Crawford Sentenced, Says He’ll Transfer From UCLA
Willie Crawford, formerly a UCLA free safety, pleaded no contest to simple assault and was sentenced to 60 days in the Los Angeles County Jail Wednesday in Beverly Hills Municipal Court.
In addition, Crawford, 20, was placed on formal probation for two years and fined $250. Crawford and two others also were ordered to pay $410 in restitution to the victim, Edilberto Munoz.
Crawford, speaking publicly for the first time in almost a year, said he will begin his jail term about June 20. Although suspended from the UCLA football team since August, Crawford is still a student at the school. He will conclude the spring quarter on June 15.

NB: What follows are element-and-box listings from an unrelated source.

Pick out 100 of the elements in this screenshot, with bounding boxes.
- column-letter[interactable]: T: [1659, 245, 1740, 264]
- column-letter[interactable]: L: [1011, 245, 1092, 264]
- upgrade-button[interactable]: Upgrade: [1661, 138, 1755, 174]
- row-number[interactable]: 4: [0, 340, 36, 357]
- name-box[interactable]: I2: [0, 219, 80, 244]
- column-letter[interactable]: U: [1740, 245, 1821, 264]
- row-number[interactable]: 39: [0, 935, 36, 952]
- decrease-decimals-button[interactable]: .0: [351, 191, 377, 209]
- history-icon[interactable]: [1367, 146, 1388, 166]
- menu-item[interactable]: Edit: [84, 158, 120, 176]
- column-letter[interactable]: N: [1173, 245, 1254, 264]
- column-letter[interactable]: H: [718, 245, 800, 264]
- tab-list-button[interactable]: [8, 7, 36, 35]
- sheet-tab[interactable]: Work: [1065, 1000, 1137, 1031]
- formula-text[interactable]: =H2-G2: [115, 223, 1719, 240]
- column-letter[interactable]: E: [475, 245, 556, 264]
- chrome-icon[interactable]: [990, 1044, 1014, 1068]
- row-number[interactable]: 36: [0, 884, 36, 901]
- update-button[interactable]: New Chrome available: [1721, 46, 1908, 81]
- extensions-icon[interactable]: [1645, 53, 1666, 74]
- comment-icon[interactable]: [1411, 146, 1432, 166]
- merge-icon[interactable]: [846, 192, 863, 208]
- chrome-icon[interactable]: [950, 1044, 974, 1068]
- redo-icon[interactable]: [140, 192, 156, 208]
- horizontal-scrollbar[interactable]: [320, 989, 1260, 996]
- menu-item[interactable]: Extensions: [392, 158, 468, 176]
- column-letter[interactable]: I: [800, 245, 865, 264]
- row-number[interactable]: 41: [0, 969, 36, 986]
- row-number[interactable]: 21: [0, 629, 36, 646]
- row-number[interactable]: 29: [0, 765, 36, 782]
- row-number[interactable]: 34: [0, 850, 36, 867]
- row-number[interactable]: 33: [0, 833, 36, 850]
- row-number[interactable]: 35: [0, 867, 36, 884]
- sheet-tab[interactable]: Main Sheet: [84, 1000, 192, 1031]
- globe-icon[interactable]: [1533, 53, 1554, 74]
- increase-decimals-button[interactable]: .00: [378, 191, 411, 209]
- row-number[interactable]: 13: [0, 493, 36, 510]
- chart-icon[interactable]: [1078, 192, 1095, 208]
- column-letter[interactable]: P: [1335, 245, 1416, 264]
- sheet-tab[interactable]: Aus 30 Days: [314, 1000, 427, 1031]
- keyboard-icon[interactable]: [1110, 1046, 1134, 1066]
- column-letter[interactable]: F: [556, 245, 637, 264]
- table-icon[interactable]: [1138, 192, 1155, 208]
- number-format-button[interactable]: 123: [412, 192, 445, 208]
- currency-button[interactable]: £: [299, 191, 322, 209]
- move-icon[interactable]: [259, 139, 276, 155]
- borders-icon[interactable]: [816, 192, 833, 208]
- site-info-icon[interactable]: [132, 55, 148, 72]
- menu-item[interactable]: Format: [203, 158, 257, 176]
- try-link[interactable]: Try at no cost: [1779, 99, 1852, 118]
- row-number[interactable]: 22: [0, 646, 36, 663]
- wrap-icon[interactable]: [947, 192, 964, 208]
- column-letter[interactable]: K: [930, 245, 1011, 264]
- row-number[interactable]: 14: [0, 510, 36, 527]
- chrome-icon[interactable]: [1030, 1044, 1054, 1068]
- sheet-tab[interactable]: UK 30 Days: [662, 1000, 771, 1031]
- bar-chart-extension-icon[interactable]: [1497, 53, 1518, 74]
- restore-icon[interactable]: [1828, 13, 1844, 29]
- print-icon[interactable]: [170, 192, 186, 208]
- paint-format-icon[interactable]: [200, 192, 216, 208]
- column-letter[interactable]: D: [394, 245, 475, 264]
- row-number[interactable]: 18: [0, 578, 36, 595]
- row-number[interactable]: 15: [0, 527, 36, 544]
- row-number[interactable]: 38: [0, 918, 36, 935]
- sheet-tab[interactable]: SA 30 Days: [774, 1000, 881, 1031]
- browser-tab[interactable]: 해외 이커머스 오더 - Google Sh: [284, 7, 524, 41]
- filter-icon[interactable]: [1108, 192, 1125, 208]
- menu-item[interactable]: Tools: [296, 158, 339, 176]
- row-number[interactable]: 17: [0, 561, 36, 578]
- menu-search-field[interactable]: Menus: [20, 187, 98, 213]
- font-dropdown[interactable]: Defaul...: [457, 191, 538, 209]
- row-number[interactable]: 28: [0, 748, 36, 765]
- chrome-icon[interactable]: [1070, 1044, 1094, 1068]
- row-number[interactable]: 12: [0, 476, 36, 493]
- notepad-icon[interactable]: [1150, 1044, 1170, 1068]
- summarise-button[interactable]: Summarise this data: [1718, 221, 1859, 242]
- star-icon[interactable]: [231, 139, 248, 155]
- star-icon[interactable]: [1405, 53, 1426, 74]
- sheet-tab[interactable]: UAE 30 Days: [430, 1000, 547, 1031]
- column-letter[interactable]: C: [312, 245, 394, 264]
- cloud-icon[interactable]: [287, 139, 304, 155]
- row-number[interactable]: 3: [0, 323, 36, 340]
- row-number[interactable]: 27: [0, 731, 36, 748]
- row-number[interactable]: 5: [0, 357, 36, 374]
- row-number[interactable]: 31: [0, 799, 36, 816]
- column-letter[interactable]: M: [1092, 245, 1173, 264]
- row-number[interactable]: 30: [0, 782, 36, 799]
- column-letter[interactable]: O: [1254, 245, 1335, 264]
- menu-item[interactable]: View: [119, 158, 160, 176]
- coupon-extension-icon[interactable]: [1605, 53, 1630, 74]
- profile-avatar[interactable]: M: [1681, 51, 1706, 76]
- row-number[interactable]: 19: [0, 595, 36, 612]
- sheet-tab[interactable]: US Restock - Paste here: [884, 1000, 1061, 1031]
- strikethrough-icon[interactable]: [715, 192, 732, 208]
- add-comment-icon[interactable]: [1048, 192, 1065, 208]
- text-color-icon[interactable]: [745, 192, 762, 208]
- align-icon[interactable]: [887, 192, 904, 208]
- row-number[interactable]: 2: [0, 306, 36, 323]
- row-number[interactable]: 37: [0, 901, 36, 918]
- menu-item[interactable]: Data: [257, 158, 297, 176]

Crawford, the son of former Dodger star Willie Crawford, was arrested in October by West Hollywood police when he and two friends--Kevin Bourtin and Lincoln Sneed--allegedly struck Munoz during an altercation in the middle of an intersection.
Bourtin and Sneed testified that Crawford tried to break up the fight in which Munoz was not seriously injured.
Jonlyn Callahan, a deputy district attorney, said the defendants gave conflicting reports to police and probation officers about the altercation.
“We have evidence all three were involved,” she said. “Who was more culpable is difficult to say.”
Robert M. Talcott, Crawford’s attorney, said he was disappointed with the jail sentence.
Crawford appeared before the same judge, Charles Rubin, last August when he was convicted of misappropriation of stolen property. He was placed on summary probation for that charge, and shortly thereafter was suspended from the Bruin team.
Crawford, a 6-foot, 200-pound athlete who excelled at Beverly Hills High School, never played a down for UCLA. He was a redshirt freshman in 1988.
He said Wednesday he is transferring to the University of Houston, where former Bruin assistant coach Larry Coyer recently was named defensive coordinator.
Crawford is leaving UCLA with bittersweet memories. He recently was informed that his scholarship would not be renewed for the next school year.
“They basically turned their back on me when I got into trouble,” he said.
“I spent two years here; it hasn’t been two good years. I regret not leaving last summer.”
Crawford admits he was involved in both incidents but said UCLA athletic officials did not consider his side in the assault case.
“This is not the type of school that forgives and forgets,” he said. “The athletic department decided I was a bad risk for the program.”
Crawford said, however, that football Coach Terry Donahue and Athletic Director Peter Dalis were honest in dealing with him.
After the first incident, Crawford was told he would have to sit out another year or attend a community college before getting the chance to return to the Bruin program.
“Willie was extremely well liked by all the players and coaches at UCLA,” Donahue said.
“And we really feel sad for him and his family because of the effects of this whole incident. We wish him well in his new endeavors.”